Manu National Park | Deepest, Darkest Peru

Updated: Nov 10, 2018

28th October - 1st November 2018

It was like stepping into all my favourite childhood books and films at once: The Edge Chronicles: Beyond the Deepwoods, Lord of the Rings, Fern Gully, Avatar…

The Amazon Jungle is an absolute dream land where trees can walk and Tarantulas have pink toes. The sound of insects ripple through the forest and Macaws screech overhead. Palm Trees have pot bellies and ethereal Dragonflies look like finely spun silver. Grasshoppers turn into white discs as they leap from leaf to leaf and Squirrel Monkeys whistle through the canopy.

There is nowhere on earth like it and I am pining to go back. I adore it's rawness and inaccessibility and the dangers and mysteries it holds. I could write a million and one things about this place, but instead I'm going to sum it up in a few key moments:

The first night in Rainforest Lodge was deafening as I experienced a true thunderstorm for the first time ever. The thunder felt like it was splitting the earth in two and my heart raced as flash after flash of lightning blinded me in my bed.

Thunderstorm number two, was on a boat, on the Madre de Dias river, during lunch. We'd just had the most beautiful time in the natural, Hot Springs at which point the rain came down and the thunder rolled in. We were dry and warm on the boat eating the best ceviche I've ever had, when we looked up to see a bolt of lightning blow up a tree on the opposite shore.

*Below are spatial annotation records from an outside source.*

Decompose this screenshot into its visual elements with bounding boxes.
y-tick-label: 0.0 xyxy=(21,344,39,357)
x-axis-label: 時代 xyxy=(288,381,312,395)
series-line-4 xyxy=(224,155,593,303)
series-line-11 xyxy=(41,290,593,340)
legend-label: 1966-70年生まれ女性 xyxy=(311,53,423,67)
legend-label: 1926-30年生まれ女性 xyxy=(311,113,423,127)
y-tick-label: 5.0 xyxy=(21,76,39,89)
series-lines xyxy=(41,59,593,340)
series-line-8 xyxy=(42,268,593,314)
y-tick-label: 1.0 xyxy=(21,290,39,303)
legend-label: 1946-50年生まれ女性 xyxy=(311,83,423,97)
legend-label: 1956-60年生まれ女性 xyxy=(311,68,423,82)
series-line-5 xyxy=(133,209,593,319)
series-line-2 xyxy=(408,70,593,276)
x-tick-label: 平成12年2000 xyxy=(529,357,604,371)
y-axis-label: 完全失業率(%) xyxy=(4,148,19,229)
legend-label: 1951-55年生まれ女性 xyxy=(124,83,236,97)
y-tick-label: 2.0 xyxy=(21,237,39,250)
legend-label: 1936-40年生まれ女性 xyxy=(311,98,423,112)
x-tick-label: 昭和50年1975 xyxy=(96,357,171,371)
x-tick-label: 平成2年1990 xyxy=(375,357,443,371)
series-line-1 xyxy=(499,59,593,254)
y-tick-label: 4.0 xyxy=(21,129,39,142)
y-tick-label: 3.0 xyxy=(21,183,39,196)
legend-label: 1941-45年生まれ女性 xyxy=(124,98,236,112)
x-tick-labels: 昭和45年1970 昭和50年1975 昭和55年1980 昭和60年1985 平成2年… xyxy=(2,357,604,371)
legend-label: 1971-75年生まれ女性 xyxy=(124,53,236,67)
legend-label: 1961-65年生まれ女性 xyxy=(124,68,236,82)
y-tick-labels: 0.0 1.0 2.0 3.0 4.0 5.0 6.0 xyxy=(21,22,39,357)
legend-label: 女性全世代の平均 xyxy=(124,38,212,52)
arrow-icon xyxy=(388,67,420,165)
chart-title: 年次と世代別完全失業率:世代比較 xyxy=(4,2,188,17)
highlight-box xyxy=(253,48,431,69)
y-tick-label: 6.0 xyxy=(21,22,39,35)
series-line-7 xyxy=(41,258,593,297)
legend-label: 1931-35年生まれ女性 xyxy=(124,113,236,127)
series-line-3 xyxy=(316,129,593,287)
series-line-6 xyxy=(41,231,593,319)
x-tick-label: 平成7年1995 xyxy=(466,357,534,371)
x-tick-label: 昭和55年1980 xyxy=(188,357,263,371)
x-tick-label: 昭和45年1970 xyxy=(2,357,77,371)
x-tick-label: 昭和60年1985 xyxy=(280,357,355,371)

I could have cried at the spectacle.

We spent a night in a Camouflage House which looked out over a mammal, Clay Lick (mammals come from all over the jungle to get the nutrients from the clay). Situated deep in the jungle from our second camp, Bonanza Lodge, we got there after 2 hours of walking and wildlife spotting, and settled in (joined by a divine lightning bug). We each had a mattress and took it in turns as 'lookout’ to check for any mammals. When it was my turn, my heart leapt as a Tapir (related to the Rhino) wandered into the swampy area. She was huge, elegant and completely beautiful. It was magic and I didn't want to leave the place come the morning.

After night fell on our third night, we headed into the darkness with torches for a Night Walk. So. Many. Insects. The spiders were brilliant: they ranged from giant, Scorpion Spiders to the prettiest, long-legged silver spiders… We saw Leaf Katydids (fave insect ever) alongside a Pink-Toed Tarantula and a beautiful Yellow Clown Tree Frog.

On the penultimate day, we got to see the Jungle Condor: King Vulture. There were three or four of them and, always last to join the feast, they towered over the Black Vultures. They busied themselves on the riverbank but escaped to the trees as we approached. They were fascinating, with big clown-like, red faces and huge, white and black bodies.

There was so much more to the trip: the birdlife is beyond belief and Jordy's (our guide) enthusiasm was contagious. He knew everything about anything and was so driven by the life around him (except when he was napping, of course). The group was great fun too. There was a total of seven, three of whom were over fifty and a bit ‘mleh’ (if I'm honest!) but the other two were a divine and hilarious couple (Josh and Rosie), the same age as Sarah and I, who we went for a ‘debrief’ dinner with once back in Cusco.

I still can't believe I was there, in the Amazon Jungle… But what broke my heart to smithereens on leaving, was the news that Bolsonaro had been elected as the new Brazilian President, and with his disgusting plans to open the Amazon to widespread development, the ‘Earth’s Lungs’ don't stand a chance.